Well, another rainy day has arrived and if you haven’t been getting prepared, you need to start preparing your family now. It’s not just with food, but you need to get money into savings to prepare for job losses, rising costs of everything. Yes, everything. We live in a cause and effect economy and if you have a shortage on corn, everything that has corn as an ingredient will cost you more. The same goes for meat in which corn is used in feed. There is also a trickle down effect on jobs. Farmers aren’t going to be able to purchase new farm machinery which will lead to manufacturer’s of those machines laying people off, which will affect communities as those workers will not have money to spend in the community and so on and so on.
This new crisis of drought goes one step further beyond the rising costs of food, gasoline and other commodities. It is shortages. Yes, it is the shortages that are costing us more at the grocery store. The news has reported that the average family of four will spend $615 more next year in groceries due to the drought. Also it was reported that the total number of cattle in the U.S. is the smallest number in 60 years due to ranchers selling off their herds because they can’t afford to feed them. Those ranchers are now getting $150 less per animal.
One poultry producer reported that they are paying $9 for a bushel of corn which is the highest they have ever paid for corn (up a total of 40%). It takes about 12 weeks for a chicken to grow to the point of being butchered. We will be seeing poultry at record prices in a short time.
On this site I have given numerous tips over the past 3 years on saving money. Other sites that I follow do a very good job of money saving advice. Frugality is going to be the way of life for many of us and that is, as Martha Stewart would say “A Good Thing.” It’s not bad or shameful to be frugal, instead it is being mindful of your resources and it brings freedom. What kind of freedom? Freedom from worry.
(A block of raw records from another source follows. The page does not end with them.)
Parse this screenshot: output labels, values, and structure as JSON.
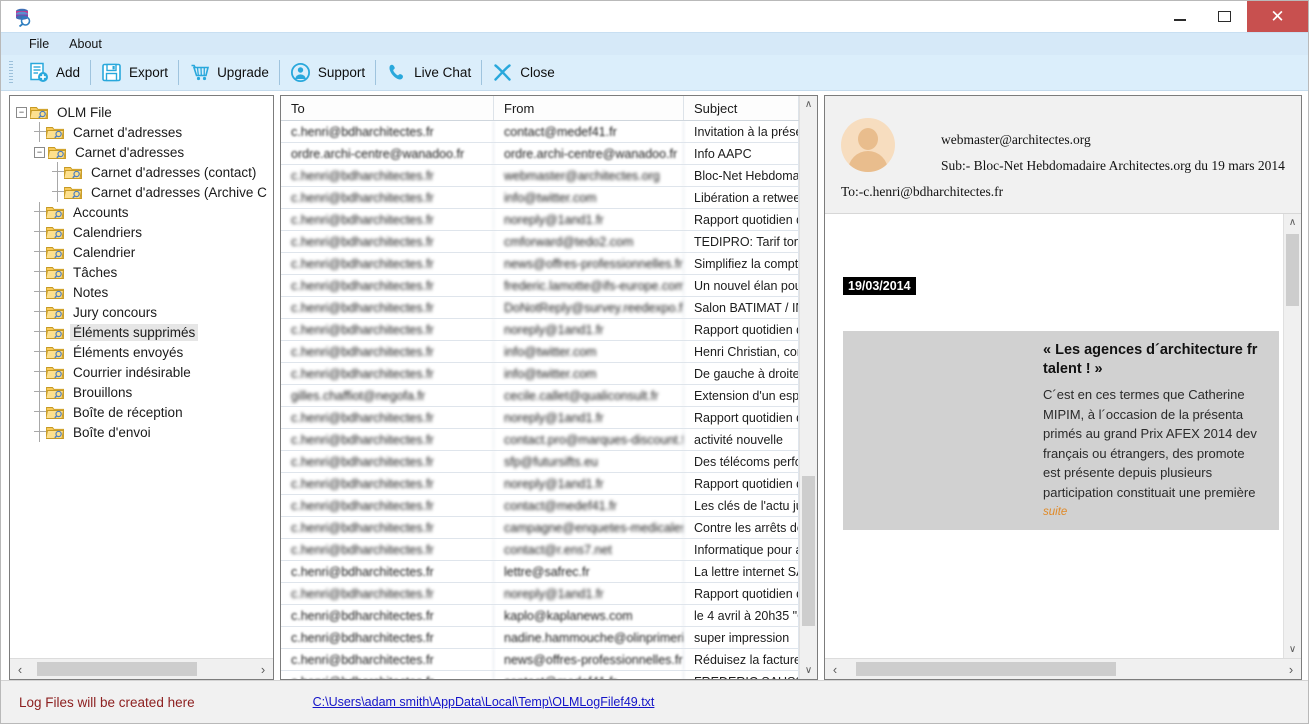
{
  "window": {
    "app_icon": "olm-converter-icon",
    "minimize_label": "–",
    "maximize_label": "",
    "close_label": "✕"
  },
  "menubar": {
    "items": [
      {
        "label": "File",
        "name": "menu-file"
      },
      {
        "label": "About",
        "name": "menu-about"
      }
    ]
  },
  "toolbar": {
    "buttons": [
      {
        "label": "Add",
        "icon": "add-file-icon"
      },
      {
        "label": "Export",
        "icon": "save-floppy-icon"
      },
      {
        "label": "Upgrade",
        "icon": "shopping-cart-icon"
      },
      {
        "label": "Support",
        "icon": "user-circle-icon"
      },
      {
        "label": "Live Chat",
        "icon": "phone-icon"
      },
      {
        "label": "Close",
        "icon": "close-x-icon"
      }
    ]
  },
  "tree": {
    "nodes": [
      {
        "label": "OLM File",
        "depth": 0,
        "twist": "−",
        "selected": false
      },
      {
        "label": "Carnet d'adresses",
        "depth": 1,
        "twist": "",
        "selected": false
      },
      {
        "label": "Carnet d'adresses",
        "depth": 1,
        "twist": "−",
        "selected": false
      },
      {
        "label": "Carnet d'adresses  (contact)",
        "depth": 2,
        "twist": "",
        "selected": false
      },
      {
        "label": "Carnet d'adresses  (Archive C",
        "depth": 2,
        "twist": "",
        "selected": false
      },
      {
        "label": "Accounts",
        "depth": 1,
        "twist": "",
        "selected": false
      },
      {
        "label": "Calendriers",
        "depth": 1,
        "twist": "",
        "selected": false
      },
      {
        "label": "Calendrier",
        "depth": 1,
        "twist": "",
        "selected": false
      },
      {
        "label": "Tâches",
        "depth": 1,
        "twist": "",
        "selected": false
      },
      {
        "label": "Notes",
        "depth": 1,
        "twist": "",
        "selected": false
      },
      {
        "label": "Jury concours",
        "depth": 1,
        "twist": "",
        "selected": false
      },
      {
        "label": "Éléments supprimés",
        "depth": 1,
        "twist": "",
        "selected": true
      },
      {
        "label": "Éléments envoyés",
        "depth": 1,
        "twist": "",
        "selected": false
      },
      {
        "label": "Courrier indésirable",
        "depth": 1,
        "twist": "",
        "selected": false
      },
      {
        "label": "Brouillons",
        "depth": 1,
        "twist": "",
        "selected": false
      },
      {
        "label": "Boîte de réception",
        "depth": 1,
        "twist": "",
        "selected": false
      },
      {
        "label": "Boîte d'envoi",
        "depth": 1,
        "twist": "",
        "selected": false
      }
    ],
    "hscroll": {
      "left_arrow": "‹",
      "right_arrow": "›"
    }
  },
  "maillist": {
    "columns": [
      "To",
      "From",
      "Subject"
    ],
    "vscroll": {
      "up_arrow": "∧",
      "down_arrow": "∨"
    },
    "rows": [
      {
        "to": "c.henri@bdharchitectes.fr",
        "from": "contact@medef41.fr",
        "subject": "Invitation à la présentation",
        "blur": 1
      },
      {
        "to": "ordre.archi-centre@wanadoo.fr",
        "from": "ordre.archi-centre@wanadoo.fr",
        "subject": "Info AAPC",
        "blur": 1
      },
      {
        "to": "c.henri@bdharchitectes.fr",
        "from": "webmaster@architectes.org",
        "subject": "Bloc-Net Hebdomadaire A",
        "blur": 2
      },
      {
        "to": "c.henri@bdharchitectes.fr",
        "from": "info@twitter.com",
        "subject": "Libération a retweeté un T",
        "blur": 2
      },
      {
        "to": "c.henri@bdharchitectes.fr",
        "from": "noreply@1and1.fr",
        "subject": "Rapport quotidien du doss",
        "blur": 2
      },
      {
        "to": "c.henri@bdharchitectes.fr",
        "from": "cmforward@tedo2.com",
        "subject": "TEDIPRO: Tarif toners co",
        "blur": 2
      },
      {
        "to": "c.henri@bdharchitectes.fr",
        "from": "news@offres-professionnelles.fr",
        "subject": "Simplifiez la comptabilité d",
        "blur": 2
      },
      {
        "to": "c.henri@bdharchitectes.fr",
        "from": "frederic.lamotte@ifs-europe.com",
        "subject": "Un nouvel élan pour l'enga",
        "blur": 2
      },
      {
        "to": "c.henri@bdharchitectes.fr",
        "from": "DoNotReply@survey.reedexpo.fr",
        "subject": "Salon BATIMAT / INTERC",
        "blur": 2
      },
      {
        "to": "c.henri@bdharchitectes.fr",
        "from": "noreply@1and1.fr",
        "subject": "Rapport quotidien du doss",
        "blur": 2
      },
      {
        "to": "c.henri@bdharchitectes.fr",
        "from": "info@twitter.com",
        "subject": "Henri Christian, complétez",
        "blur": 2
      },
      {
        "to": "c.henri@bdharchitectes.fr",
        "from": "info@twitter.com",
        "subject": "De gauche à droite, le poi",
        "blur": 2
      },
      {
        "to": "gilles.chaffiot@negofa.fr",
        "from": "cecile.callet@qualiconsult.fr",
        "subject": "Extension d'un espace fon",
        "blur": 2
      },
      {
        "to": "c.henri@bdharchitectes.fr",
        "from": "noreply@1and1.fr",
        "subject": "Rapport quotidien du doss",
        "blur": 2
      },
      {
        "to": "c.henri@bdharchitectes.fr",
        "from": "contact.pro@marques-discount.fr",
        "subject": "activité nouvelle",
        "blur": 2
      },
      {
        "to": "c.henri@bdharchitectes.fr",
        "from": "sfp@futursifts.eu",
        "subject": "Des télécoms performante",
        "blur": 2
      },
      {
        "to": "c.henri@bdharchitectes.fr",
        "from": "noreply@1and1.fr",
        "subject": "Rapport quotidien du doss",
        "blur": 2
      },
      {
        "to": "c.henri@bdharchitectes.fr",
        "from": "contact@medef41.fr",
        "subject": "Les clés de l'actu juridique",
        "blur": 2
      },
      {
        "to": "c.henri@bdharchitectes.fr",
        "from": "campagne@enquetes-medicales.fr",
        "subject": "Contre les arrêts de maladi",
        "blur": 2
      },
      {
        "to": "c.henri@bdharchitectes.fr",
        "from": "contact@r.ens7.net",
        "subject": "Informatique pour architec",
        "blur": 2
      },
      {
        "to": "c.henri@bdharchitectes.fr",
        "from": "lettre@safrec.fr",
        "subject": "La lettre internet SAFREC",
        "blur": 1
      },
      {
        "to": "c.henri@bdharchitectes.fr",
        "from": "noreply@1and1.fr",
        "subject": "Rapport quotidien du doss",
        "blur": 2
      },
      {
        "to": "c.henri@bdharchitectes.fr",
        "from": "kaplo@kaplanews.com",
        "subject": "le 4 avril à 20h35  \"On n'e",
        "blur": 1
      },
      {
        "to": "c.henri@bdharchitectes.fr",
        "from": "nadine.hammouche@olinprimerie.co",
        "subject": "super  impression",
        "blur": 1
      },
      {
        "to": "c.henri@bdharchitectes.fr",
        "from": "news@offres-professionnelles.fr",
        "subject": "Réduisez la facture téléco",
        "blur": 1
      },
      {
        "to": "c.henri@bdharchitectes.fr",
        "from": "contact@medef41.fr",
        "subject": "FREDERIC SAUSSET : U",
        "blur": 1
      }
    ]
  },
  "preview": {
    "from": "webmaster@architectes.org",
    "subject": "Sub:- Bloc-Net Hebdomadaire Architectes.org du 19 mars 2014",
    "to": "To:-c.henri@bdharchitectes.fr",
    "date_badge": "19/03/2014",
    "article_title": "« Les agences d´architecture fr",
    "article_title2": "talent ! »",
    "article_lines": [
      "C´est en ces termes que Catherine",
      "MIPIM, à l´occasion de la présenta",
      "primés au grand Prix AFEX 2014 dev",
      "français ou étrangers, des promote",
      "est  présente  depuis  plusieurs",
      "participation constituait une première"
    ],
    "more_link": "suite",
    "vscroll": {
      "up_arrow": "∧",
      "down_arrow": "∨"
    },
    "hscroll": {
      "left_arrow": "‹",
      "right_arrow": "›"
    }
  },
  "statusbar": {
    "message": "Log Files will be created here",
    "log_path": "C:\\Users\\adam smith\\AppData\\Local\\Temp\\OLMLogFilef49.txt"
  },
  "colors": {
    "accent": "#29a8dc",
    "menu_bg": "#d6e9f8",
    "toolbar_bg": "#dbeefb",
    "close_btn": "#c8504f",
    "status_text": "#8d2020",
    "link": "#1414c8",
    "badge_bg": "#000000",
    "article_bg": "#d1d1d1",
    "more_link": "#e08a28"
  }
}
If you are prepared, you don’t worry about your future as you know you have a sense of security because you can weather a job loss or a loss in spending power.
Continue to take care of the resources you have. If you need a new couch because it is worn, sew a slipcover or purchase a slip cover if you can’t sew. Learn to fix things on your own where practical. Avoid purchasing what you can and put as much money into savings as possible. As you are saving if you do come across a great deal on food, then stock up.
Continue to make your own cleaners. If you run out of your favorite laundry detergent, try making your own own laundry soap to save money or mix your detergent with a generic brand.
Search this site for other money saving tips or check out my blog roll and look at the other blogs that I follow for ideas. I can guarantee that if you put your head in the sand now, you will regret it in 6 months.